Thursday, August 19, 2010

Essay: "The Threshold and the Jolt of Pain." Edward Hoagland.



Review: This was one of those essays in which the essayist gives details about his life and personal experiences that are more personal than any reader would want to know. I mean really embarrassingly personal details. Along the way he describes the pain of being a stutterer, his scandalous relationship with women, the pain of childbirth in women and just about any kind of pain allotted to human beings. These descriptions of pain depress.

He does have one interesting comment at the end about the pain of dying: “It’s when we have no imperative purpose in front of our sufferings that we think about ‘bearing up’; ‘bearing up’ is converted to serve as a purpose…. Since we must like it or lump it, we like it.”

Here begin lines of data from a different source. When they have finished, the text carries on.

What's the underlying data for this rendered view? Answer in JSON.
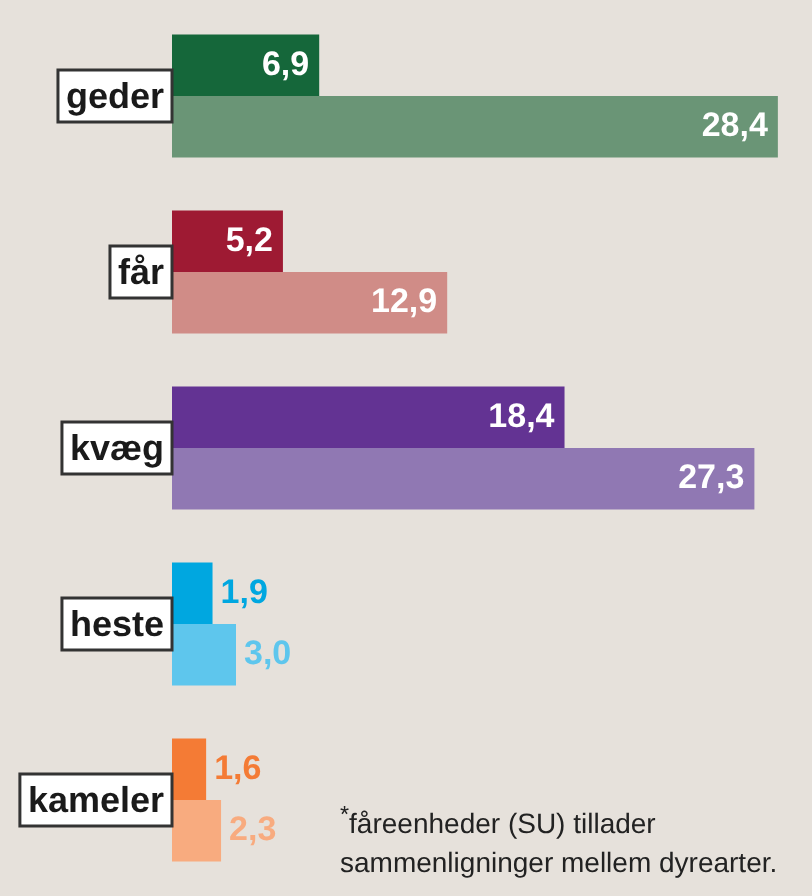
{
  "chart_data": {
    "type": "bar",
    "orientation": "horizontal",
    "categories": [
      "geder",
      "får",
      "kvæg",
      "heste",
      "kameler"
    ],
    "series": [
      {
        "values": [
          6.9,
          5.2,
          18.4,
          1.9,
          1.6
        ],
        "value_labels": [
          "6,9",
          "5,2",
          "18,4",
          "1,9",
          "1,6"
        ],
        "colors": [
          "#15673a",
          "#9e1a33",
          "#633393",
          "#00a7e0",
          "#f47b35"
        ]
      },
      {
        "values": [
          28.4,
          12.9,
          27.3,
          3.0,
          2.3
        ],
        "value_labels": [
          "28,4",
          "12,9",
          "27,3",
          "3,0",
          "2,3"
        ],
        "colors": [
          "#6a9576",
          "#d08c87",
          "#9078b3",
          "#5ec6ed",
          "#f8ab7f"
        ]
      }
    ],
    "legend": false,
    "annotations": [
      "$^{*}$fåreenheder (SU) tillader sammenligninger mellem dyrearter."
    ]
  }
}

Rating for this essay: * out of *****.

The Art of the Personal Essay: An Anthology from the Classical Era to the Present. Ed. Phillip Lopate. New York: Anchor Books, 1995.

Note: Both of the previous essays by Edward Hoagland were “downers.” I will not summarize another essay like them. I consider literature and art, in general, to be uplifting, in spite of the tragedies of the world. Save depression  for the daily local newscasts. I expect art to make me want to live. I don’t need to be depressed by what I read. I know many of my readers will disagree with me, but even the essays by James Baldwin give one a sense of hope. The ancient Greeks and Shakespeare could deal that way with tragedy and that’s what I am looking for in the essays I review. RayS.